Friday, March 4, 2011

Pattern Matching

The following example illustrates how libcppa actually looks like:

using namespace cppa;

void slogger()
{
    receive(on<int>() >> [](int value) {
        reply((value * 20) + 2);
    });
}

int main(int, char**)
{
    auto sl = spawn(slogger);
    send(sl, 2);
    receive(on<int>() >> [](int value) {
        // prints 42
        cout << value << endl;
    });
    
    return 0;
}

Although this is a very short snippet, it shows two main goals of libcppa:

  1. The library should look like an (internal) DSL and in particular should not force the user to write any glue code (e.g. derive a class actor and override virtual functions, etc.).
  2. Any context (even main) is silently converted into an actor if needed.
Messages are matched against a pattern. In Erlang, those patterns may ask for types in the guard. In a strong typed language like C++ it makes obviously more sense to match the types first.

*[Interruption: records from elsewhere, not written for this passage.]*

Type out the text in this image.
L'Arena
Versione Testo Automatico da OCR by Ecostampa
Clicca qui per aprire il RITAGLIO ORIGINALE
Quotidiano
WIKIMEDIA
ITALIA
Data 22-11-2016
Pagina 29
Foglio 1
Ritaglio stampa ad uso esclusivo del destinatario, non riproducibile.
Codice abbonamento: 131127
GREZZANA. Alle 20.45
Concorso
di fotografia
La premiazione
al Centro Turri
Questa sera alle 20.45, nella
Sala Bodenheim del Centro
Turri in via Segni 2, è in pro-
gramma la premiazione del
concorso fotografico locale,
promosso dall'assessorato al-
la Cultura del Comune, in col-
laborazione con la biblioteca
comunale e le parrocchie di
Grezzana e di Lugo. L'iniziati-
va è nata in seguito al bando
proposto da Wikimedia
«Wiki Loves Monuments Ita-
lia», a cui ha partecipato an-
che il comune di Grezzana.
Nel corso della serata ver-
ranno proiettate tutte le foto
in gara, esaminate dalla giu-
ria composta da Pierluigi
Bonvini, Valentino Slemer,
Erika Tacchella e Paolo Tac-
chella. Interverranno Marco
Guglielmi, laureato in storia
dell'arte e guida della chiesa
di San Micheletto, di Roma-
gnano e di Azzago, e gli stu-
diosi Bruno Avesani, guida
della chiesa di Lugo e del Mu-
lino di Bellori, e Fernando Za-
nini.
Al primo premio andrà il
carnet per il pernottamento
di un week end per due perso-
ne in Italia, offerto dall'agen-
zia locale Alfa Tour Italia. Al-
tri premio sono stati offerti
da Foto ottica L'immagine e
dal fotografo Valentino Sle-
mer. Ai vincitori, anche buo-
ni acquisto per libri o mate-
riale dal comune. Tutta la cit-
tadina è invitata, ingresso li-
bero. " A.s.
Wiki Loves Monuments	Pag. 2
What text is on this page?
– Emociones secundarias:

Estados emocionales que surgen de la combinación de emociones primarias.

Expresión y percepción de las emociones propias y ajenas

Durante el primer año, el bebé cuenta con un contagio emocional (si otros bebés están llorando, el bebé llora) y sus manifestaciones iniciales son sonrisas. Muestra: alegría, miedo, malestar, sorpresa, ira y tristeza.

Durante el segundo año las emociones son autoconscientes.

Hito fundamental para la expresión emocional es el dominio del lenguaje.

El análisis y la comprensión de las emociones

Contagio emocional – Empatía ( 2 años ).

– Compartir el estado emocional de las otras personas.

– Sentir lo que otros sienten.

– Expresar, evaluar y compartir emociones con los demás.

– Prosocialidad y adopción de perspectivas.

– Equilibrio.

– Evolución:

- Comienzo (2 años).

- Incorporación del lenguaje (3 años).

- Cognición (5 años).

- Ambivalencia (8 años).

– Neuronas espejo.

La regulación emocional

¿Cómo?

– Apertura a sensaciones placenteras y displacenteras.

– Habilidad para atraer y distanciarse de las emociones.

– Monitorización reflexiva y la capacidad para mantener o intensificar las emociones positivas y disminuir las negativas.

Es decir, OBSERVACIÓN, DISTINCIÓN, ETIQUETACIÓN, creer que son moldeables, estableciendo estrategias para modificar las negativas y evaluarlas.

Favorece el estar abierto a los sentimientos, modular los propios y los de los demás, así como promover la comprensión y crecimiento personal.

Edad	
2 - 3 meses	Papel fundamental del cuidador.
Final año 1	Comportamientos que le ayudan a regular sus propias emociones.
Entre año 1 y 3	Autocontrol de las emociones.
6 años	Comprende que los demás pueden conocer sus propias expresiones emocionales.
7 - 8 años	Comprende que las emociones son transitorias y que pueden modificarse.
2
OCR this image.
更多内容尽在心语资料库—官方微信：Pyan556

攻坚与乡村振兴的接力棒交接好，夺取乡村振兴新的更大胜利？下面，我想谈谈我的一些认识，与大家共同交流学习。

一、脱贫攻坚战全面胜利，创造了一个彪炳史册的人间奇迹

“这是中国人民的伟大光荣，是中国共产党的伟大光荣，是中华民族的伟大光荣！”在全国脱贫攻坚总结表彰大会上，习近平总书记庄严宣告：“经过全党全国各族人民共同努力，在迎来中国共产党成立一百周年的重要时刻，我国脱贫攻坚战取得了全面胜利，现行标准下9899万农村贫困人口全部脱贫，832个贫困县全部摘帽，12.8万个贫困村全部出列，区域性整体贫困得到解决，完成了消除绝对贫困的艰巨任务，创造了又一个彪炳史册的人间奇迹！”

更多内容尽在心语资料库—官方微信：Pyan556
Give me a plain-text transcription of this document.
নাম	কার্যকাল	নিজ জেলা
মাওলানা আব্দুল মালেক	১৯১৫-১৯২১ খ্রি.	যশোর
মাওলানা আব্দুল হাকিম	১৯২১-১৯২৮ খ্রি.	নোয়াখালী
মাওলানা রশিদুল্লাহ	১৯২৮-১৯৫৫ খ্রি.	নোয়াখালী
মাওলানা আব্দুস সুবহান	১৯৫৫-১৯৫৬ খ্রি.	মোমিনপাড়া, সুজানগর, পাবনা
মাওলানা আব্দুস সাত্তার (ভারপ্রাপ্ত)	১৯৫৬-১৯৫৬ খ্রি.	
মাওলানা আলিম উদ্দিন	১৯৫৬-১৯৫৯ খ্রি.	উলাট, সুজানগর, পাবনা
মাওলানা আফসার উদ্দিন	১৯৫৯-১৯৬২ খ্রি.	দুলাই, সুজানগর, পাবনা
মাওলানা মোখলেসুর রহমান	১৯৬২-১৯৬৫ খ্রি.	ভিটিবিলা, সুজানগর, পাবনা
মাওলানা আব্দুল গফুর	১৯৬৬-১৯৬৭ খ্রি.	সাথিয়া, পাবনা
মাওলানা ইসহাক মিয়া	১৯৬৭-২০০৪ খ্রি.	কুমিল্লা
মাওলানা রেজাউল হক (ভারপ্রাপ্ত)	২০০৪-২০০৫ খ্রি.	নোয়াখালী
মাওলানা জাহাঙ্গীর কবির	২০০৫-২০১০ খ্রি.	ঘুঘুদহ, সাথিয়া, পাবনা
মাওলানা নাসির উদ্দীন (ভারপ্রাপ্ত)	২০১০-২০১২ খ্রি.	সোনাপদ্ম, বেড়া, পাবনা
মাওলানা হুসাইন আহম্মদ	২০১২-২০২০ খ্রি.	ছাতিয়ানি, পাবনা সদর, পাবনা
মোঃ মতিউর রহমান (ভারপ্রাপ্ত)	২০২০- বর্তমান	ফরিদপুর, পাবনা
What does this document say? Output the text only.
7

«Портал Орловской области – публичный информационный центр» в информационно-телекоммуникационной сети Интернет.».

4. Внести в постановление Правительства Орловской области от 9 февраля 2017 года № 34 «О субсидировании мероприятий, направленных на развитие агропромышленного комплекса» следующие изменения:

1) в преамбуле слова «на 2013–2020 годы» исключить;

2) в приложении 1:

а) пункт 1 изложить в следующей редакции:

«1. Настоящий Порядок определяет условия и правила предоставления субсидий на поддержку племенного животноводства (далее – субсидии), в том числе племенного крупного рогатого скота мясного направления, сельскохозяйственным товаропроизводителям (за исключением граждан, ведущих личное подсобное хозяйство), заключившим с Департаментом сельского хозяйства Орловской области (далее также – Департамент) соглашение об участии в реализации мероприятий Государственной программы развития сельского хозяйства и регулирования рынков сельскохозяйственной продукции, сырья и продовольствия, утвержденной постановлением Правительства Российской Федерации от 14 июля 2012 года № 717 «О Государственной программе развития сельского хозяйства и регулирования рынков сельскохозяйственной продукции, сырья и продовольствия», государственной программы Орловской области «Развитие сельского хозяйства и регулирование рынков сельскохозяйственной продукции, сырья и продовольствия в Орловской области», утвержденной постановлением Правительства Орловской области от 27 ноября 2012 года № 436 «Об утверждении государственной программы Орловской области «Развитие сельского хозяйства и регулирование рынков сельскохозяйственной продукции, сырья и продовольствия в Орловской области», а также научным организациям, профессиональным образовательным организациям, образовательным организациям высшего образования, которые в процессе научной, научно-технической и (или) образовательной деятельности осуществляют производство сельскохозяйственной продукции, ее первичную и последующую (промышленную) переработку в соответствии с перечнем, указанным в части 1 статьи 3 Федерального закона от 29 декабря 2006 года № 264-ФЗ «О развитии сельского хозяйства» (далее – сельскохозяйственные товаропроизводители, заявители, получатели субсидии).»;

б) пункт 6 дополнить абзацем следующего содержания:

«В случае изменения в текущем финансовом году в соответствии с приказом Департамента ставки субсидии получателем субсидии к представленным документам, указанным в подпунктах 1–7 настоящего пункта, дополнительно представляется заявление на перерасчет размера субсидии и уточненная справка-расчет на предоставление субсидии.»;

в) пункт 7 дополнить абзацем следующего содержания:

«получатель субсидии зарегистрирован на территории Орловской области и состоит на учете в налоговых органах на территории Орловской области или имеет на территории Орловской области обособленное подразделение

Pattern are defined as on<T0, T1, ..., TN>() >> X. Where T0...TN are the types and X is a Callable (function or functor) that should be invoked on a match.

One more snippet that plays a bit more with patterns:

#include <iostream>
#include "cppa/cppa.hpp"

using std::cout;
using std::endl;
using namespace cppa;

void foo()
{
    auto patterns =
    (
        on<int, anything, int>() >> [](int v1, int v2)
        {
            cout << "pattern1 { " << v1 << ", " << v2 << " }\n";
        },
        on<std::string>() >> [](const std::string& str)
        {
            cout << "pattern2 { \"" << str << "\" }\n";
        },
        on(std::string("1"), any_vals) >> []()
        {
            cout << "pattern3 { \"1\" }\n";
        },
        on(1, val<std::string>(), any_vals) >> [](const std::string& str)
        {
            cout << "pattern4 { \" 1, " << str << "\" }\n";
        }
    );
    // receive 4 messages
    for (int i = 0; i < 4; ++i) receive(patterns);
}

int main(int, char**)
{
    //auto f = spawn(foo);
    auto f = spawn(foo);
    // prints: pattern2 { "hello foo" }
    send(f, "hello foo");
    // prints: pattern3 { "1" }
    send(f, "1", 2, 3);
    // prints: pattern1 { 1, 3 }
    send(f, 1, "2", 3);
    //  prints: pattern4 { "2" }
    send(f, 1, "2", "3");
    await_all_others_done();
    return 0;
}

There are basically two ways to use on():

The first one is to match for types only. In this case, you don't pass any arguments to the function and specify your pattern via the template parameter list. See pattern 1 & 2 for an example.
anything is a wildcard expression matching any number - zero or more - of elements.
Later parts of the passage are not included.